PRIVATE rail companies have extracted some £1.8 billion in dividends since 2016, a new analysis by RMT revealed today.
The union’s report shows that firms paid out more than £510 million during and after the pandemic and £190.6m in 2023/24 alone.
FirstGroup extracted an eye-watering £203.7m post-pandemic, including £60m from Avanti West Coast, according to the analysis.
Govia meanwhile paid out £154m to shareholders, mainly from its Thameslink operations, despite its Southeastern franchise being removed for financial misconduct.
Transport UK, previously known as Abellio, took £114m from three franchises, the analysis revealed.
And Arriva, owned by a Luxembourg-based private equity firm, paid out £35m, almost all from CrossCountry.
Released on the first anniversary since the Passenger Railways (Public Ownership) Act gained Royal Assent, the findings hammer home why a nationalised system is vital to strengthening and modernising the network.
RMT general secretary Eddie Dempsey said: “Nearly £2bn has been taken out of the railway to line the pockets of shareholders and private company bosses.

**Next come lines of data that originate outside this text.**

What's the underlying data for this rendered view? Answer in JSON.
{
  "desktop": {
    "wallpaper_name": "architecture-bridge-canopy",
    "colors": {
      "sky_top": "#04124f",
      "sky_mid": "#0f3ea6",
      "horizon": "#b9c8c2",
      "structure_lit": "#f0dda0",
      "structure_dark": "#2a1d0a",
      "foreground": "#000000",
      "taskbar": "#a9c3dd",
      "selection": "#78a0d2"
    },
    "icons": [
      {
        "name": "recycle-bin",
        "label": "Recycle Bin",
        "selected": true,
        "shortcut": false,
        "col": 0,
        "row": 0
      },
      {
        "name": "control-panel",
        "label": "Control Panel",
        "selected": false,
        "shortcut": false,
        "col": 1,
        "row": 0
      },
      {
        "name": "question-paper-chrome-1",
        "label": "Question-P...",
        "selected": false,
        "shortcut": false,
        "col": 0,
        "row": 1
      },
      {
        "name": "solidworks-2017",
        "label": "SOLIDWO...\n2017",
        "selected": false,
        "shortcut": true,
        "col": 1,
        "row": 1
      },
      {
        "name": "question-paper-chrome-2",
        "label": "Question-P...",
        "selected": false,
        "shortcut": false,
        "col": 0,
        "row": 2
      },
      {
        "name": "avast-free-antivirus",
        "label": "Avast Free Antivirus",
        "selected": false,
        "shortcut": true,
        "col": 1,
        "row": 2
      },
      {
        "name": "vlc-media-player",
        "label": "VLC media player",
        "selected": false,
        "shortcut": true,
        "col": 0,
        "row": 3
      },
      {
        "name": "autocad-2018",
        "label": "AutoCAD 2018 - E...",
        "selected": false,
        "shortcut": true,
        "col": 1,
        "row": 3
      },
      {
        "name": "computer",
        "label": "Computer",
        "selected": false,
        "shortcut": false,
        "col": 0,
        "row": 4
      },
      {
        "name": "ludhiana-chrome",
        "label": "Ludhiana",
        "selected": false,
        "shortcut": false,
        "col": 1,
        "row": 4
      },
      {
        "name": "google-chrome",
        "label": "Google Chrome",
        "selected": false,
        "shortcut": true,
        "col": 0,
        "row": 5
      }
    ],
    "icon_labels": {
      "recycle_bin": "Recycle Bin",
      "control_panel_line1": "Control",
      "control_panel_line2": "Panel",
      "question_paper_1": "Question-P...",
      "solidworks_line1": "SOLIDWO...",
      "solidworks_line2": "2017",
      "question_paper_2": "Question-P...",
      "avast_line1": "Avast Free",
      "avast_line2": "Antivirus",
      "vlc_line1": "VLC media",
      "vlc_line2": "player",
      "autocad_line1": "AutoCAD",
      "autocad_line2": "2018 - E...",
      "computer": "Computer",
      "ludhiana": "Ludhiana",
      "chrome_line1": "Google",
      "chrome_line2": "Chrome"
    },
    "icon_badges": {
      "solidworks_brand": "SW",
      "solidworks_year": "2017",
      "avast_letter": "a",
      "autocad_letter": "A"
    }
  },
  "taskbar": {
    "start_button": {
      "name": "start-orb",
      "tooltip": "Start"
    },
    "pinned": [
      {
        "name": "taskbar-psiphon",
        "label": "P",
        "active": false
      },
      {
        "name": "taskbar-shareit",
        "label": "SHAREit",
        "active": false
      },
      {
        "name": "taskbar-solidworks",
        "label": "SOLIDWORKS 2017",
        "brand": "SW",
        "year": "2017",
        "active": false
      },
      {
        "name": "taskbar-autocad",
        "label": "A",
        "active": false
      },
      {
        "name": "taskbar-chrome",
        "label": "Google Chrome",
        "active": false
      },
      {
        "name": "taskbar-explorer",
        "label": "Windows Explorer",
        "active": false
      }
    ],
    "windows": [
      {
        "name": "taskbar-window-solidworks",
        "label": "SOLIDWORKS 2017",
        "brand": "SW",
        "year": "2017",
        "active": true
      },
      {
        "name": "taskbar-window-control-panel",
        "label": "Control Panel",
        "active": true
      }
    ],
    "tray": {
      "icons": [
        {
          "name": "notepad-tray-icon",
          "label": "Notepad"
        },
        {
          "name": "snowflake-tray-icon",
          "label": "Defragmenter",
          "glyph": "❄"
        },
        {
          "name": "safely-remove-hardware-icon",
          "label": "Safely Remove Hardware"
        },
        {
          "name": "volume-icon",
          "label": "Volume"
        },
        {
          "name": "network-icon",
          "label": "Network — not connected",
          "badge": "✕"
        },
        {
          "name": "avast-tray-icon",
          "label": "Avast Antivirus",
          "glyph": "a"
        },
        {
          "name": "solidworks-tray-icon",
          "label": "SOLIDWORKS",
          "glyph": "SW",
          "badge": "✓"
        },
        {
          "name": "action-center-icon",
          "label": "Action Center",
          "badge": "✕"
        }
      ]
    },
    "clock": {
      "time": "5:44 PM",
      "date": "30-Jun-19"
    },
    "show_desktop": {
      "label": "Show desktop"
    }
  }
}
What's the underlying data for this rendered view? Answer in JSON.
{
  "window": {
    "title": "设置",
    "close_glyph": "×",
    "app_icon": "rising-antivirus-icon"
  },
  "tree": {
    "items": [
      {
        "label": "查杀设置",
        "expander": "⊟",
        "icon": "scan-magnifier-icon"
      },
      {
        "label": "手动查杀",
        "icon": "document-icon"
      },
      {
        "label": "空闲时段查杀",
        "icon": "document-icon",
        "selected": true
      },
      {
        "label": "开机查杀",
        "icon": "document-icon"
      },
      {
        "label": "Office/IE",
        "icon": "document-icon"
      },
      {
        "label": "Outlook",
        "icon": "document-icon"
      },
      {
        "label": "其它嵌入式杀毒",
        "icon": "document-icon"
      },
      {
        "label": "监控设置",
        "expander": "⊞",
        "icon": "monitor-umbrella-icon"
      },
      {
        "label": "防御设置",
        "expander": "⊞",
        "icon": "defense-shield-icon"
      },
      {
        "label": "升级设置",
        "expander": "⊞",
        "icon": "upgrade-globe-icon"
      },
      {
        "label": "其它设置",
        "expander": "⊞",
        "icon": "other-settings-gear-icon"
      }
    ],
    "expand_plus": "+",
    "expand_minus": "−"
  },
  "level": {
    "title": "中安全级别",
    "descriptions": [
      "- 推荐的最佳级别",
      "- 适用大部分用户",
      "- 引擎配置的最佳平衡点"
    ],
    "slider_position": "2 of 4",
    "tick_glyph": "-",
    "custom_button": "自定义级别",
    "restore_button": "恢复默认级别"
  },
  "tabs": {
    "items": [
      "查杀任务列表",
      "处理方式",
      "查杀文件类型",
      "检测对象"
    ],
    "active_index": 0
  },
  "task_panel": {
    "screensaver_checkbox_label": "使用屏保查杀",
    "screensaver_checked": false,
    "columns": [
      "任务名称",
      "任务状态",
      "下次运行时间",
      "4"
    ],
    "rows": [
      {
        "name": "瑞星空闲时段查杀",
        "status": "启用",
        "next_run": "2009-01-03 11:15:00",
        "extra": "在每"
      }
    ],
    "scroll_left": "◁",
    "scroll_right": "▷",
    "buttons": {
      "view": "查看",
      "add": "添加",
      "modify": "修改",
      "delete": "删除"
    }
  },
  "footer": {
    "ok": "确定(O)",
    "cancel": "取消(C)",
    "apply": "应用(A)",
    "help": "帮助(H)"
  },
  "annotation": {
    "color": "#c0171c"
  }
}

“Even during the pandemic, when operators were entirely reliant on public funding, dividends kept flowing out of the industry and often leaving the country altogether.
“The Public Ownership Act is a major step forward and we need Great British Rail as soon as possible to bring track and train together to ensure every penny is reinvested in a railway run for the interests of rail workers and passengers.”